Die Frage, wo es mir am besten gefallen hat, kam nach meiner Rückkehr immer wieder auf. Das kann ich natürlich nicht so pauschal sagen. Am exotischsten war es sicherlich in Weißrussland. Landschaftliche Highlights gab es vor allem in Skandinavien zu bewundern. Das Baltikum hat mich persönlich nicht so vom Hocker gerissen, aber das ist sicher Geschmackssache. Schön war es jedenfalls überall. Eine Frage kann ich aber ziemlich sicher beantworten.
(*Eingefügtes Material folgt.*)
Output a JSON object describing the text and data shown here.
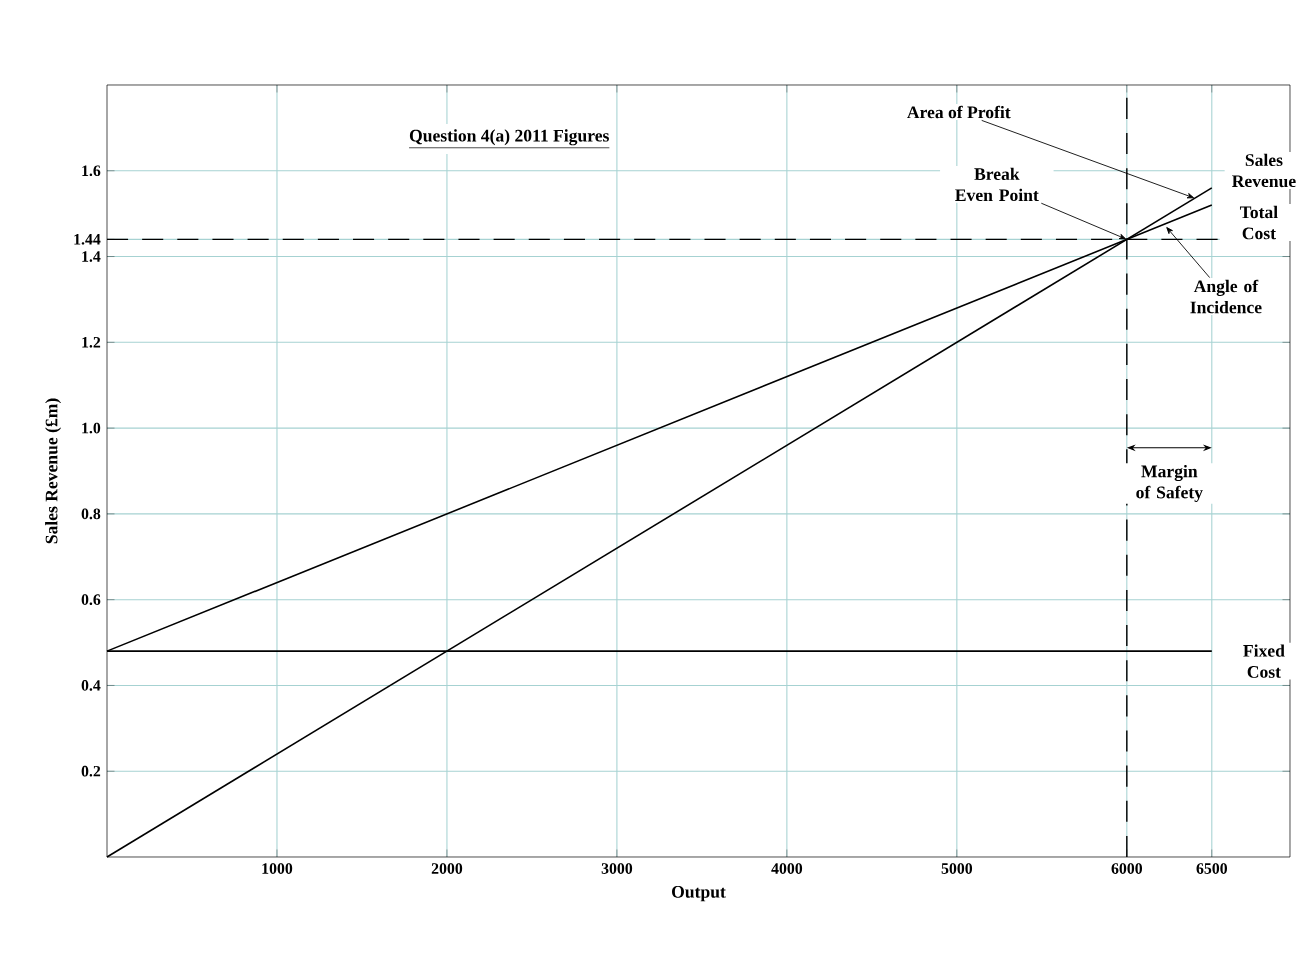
{
  "chart_data": {
    "type": "line",
    "title": "Question 4(a)    2011  Figures",
    "xlabel": "Output",
    "ylabel": "Sales Revenue (£m)",
    "series": [
      {
        "name": "Sales Revenue",
        "color": "#000000",
        "values": [
          0,
          1.56
        ]
      },
      {
        "name": "Total Cost",
        "color": "#000000",
        "values": [
          0.48,
          1.52
        ]
      },
      {
        "name": "Fixed Cost",
        "color": "#000000",
        "values": [
          0.48,
          0.48
        ]
      }
    ],
    "x": [
      0,
      6500
    ],
    "xlim": [
      0,
      6960
    ],
    "ylim": [
      0,
      1.8
    ],
    "xticks": [
      1000,
      2000,
      3000,
      4000,
      5000,
      6000,
      6500
    ],
    "yticks": [
      0.2,
      0.4,
      0.6,
      0.8,
      {
        "value": 1,
        "label": "1.0"
      },
      1.2,
      1.4,
      1.44,
      1.6
    ],
    "ref_lines": [
      {
        "axis": "y",
        "value": 1.44,
        "line_style": "dashed",
        "color": "#000000"
      },
      {
        "axis": "x",
        "value": 6000,
        "line_style": "dashed",
        "color": "#000000"
      }
    ],
    "annotations": [
      {
        "text": "Break Even Point",
        "x": 6000,
        "y": 1.44
      },
      {
        "text": "Area of Profit",
        "x": 6400,
        "y": 1.536
      },
      {
        "text": "Angle of Incidence",
        "x": 6230,
        "y": 1.47
      },
      "Margin of Safety"
    ],
    "grid": true,
    "marker": "none",
    "line_style": "solid"
  }
}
Nein, das war nicht meine letzte Radreise!

Hier zum Abschluss noch ein paar statistische Eckdaten zu dieser Tour (ohne Gewähr):

  • Reisetage: 138 (137 Nächte)
  • Strecke zurückgelegt: ca. 8.800 Kilometer (Kilometerzähler kaputt, daher vorsichtige Schätzung)
  • Bereiste Länder: 9
  • Nächte in Hostels o. ä.: 22 (davon 13 mit/wegen Besuch)
  • Nächte auf dem Campingplatz: 10
  • Nächte bei Privatpersonen (kostenlos): 37
  • Nächte Wildcampen: 68
  • Platte Reifen: 0
  • Felgen hinten: 3
  • Besucher/innen aus der Heimat: 5
  • Besuchte Fußballspiele: 16
  • Verlorenes Körpergewicht: knapp 20 Kilo
  • Ausgegebenes Geld: wenig

Danksagung

Last but not least geht hier nochmal ein fetter Dank an alle meine Unterstützer raus!

Danke an alle Leser, Kommentierenden und die nicht vorhandenen Kritiker dieses Blogs!
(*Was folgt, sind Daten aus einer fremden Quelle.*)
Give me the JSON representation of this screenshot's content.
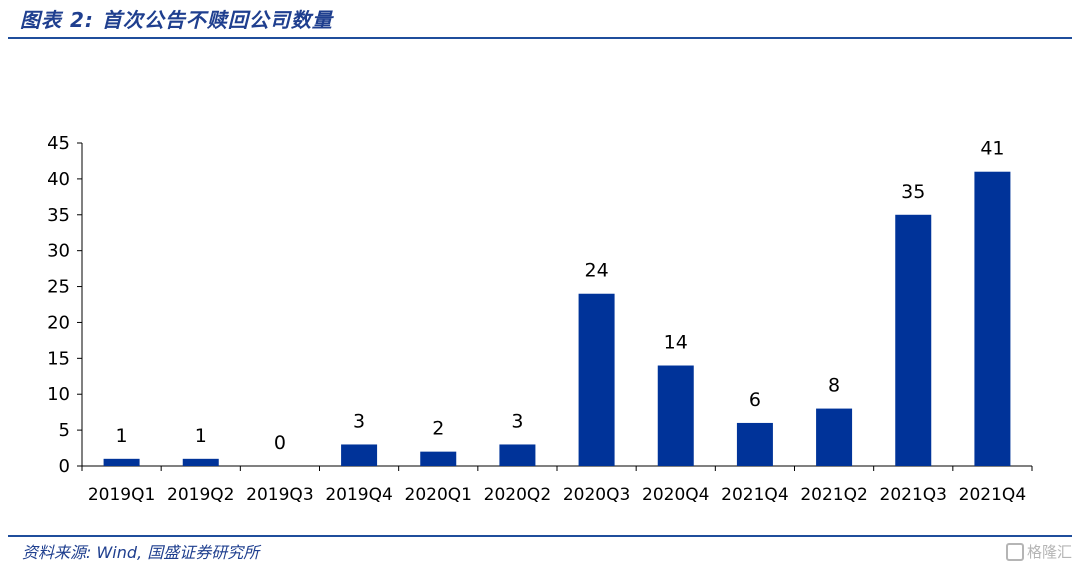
{
  "header": {
    "title": "图表 2:  首次公告不赎回公司数量"
  },
  "footer": {
    "source": "资料来源: Wind, 国盛证券研究所",
    "watermark": "格隆汇"
  },
  "chart_data": {
    "type": "bar",
    "title": "",
    "xlabel": "",
    "ylabel": "",
    "categories": [
      "2019Q1",
      "2019Q2",
      "2019Q3",
      "2019Q4",
      "2020Q1",
      "2020Q2",
      "2020Q3",
      "2020Q4",
      "2021Q4",
      "2021Q2",
      "2021Q3",
      "2021Q4"
    ],
    "values": [
      1,
      1,
      0,
      3,
      2,
      3,
      24,
      14,
      6,
      8,
      35,
      41
    ],
    "data_labels": [
      "1",
      "1",
      "0",
      "3",
      "2",
      "3",
      "24",
      "14",
      "6",
      "8",
      "35",
      "41"
    ],
    "ylim": [
      0,
      45
    ],
    "yticks": [
      0,
      5,
      10,
      15,
      20,
      25,
      30,
      35,
      40,
      45
    ],
    "grid": false,
    "legend": "none",
    "bar_color": "#003399"
  }
}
Danke an die Jungs vom Fußball für die geile Verabschiedung!

Danke an Spot für das Sponsoring und der damit verbundenen Ruhigstellung meiner Mutter!

Danke an alle, die einfach mal nachgefragt haben, wie es mir so geht und wo ich bin!

Danke an alle Mitradler und an die Leute, die mich unterwegs besucht haben!

Danke an meine Familie, die mich für meinen unkonventionellen Lebensstil noch nicht verstoßen hat und mir technisch und organisatorisch immer beratend zur Seite stand.

Danke an alle tödlichen Infektionskrankheiten, welche mich trotz fragwürdiger Körperhygiene nicht befallen haben!

und

der größte Dank geht an meine Freundin Caro, die meine Reisen zumindest toleriert, nebenberuflich als meine Sekretärin tätig ist und mich immer unterstützt, sei es auch manchmal mit einem Augenrollen!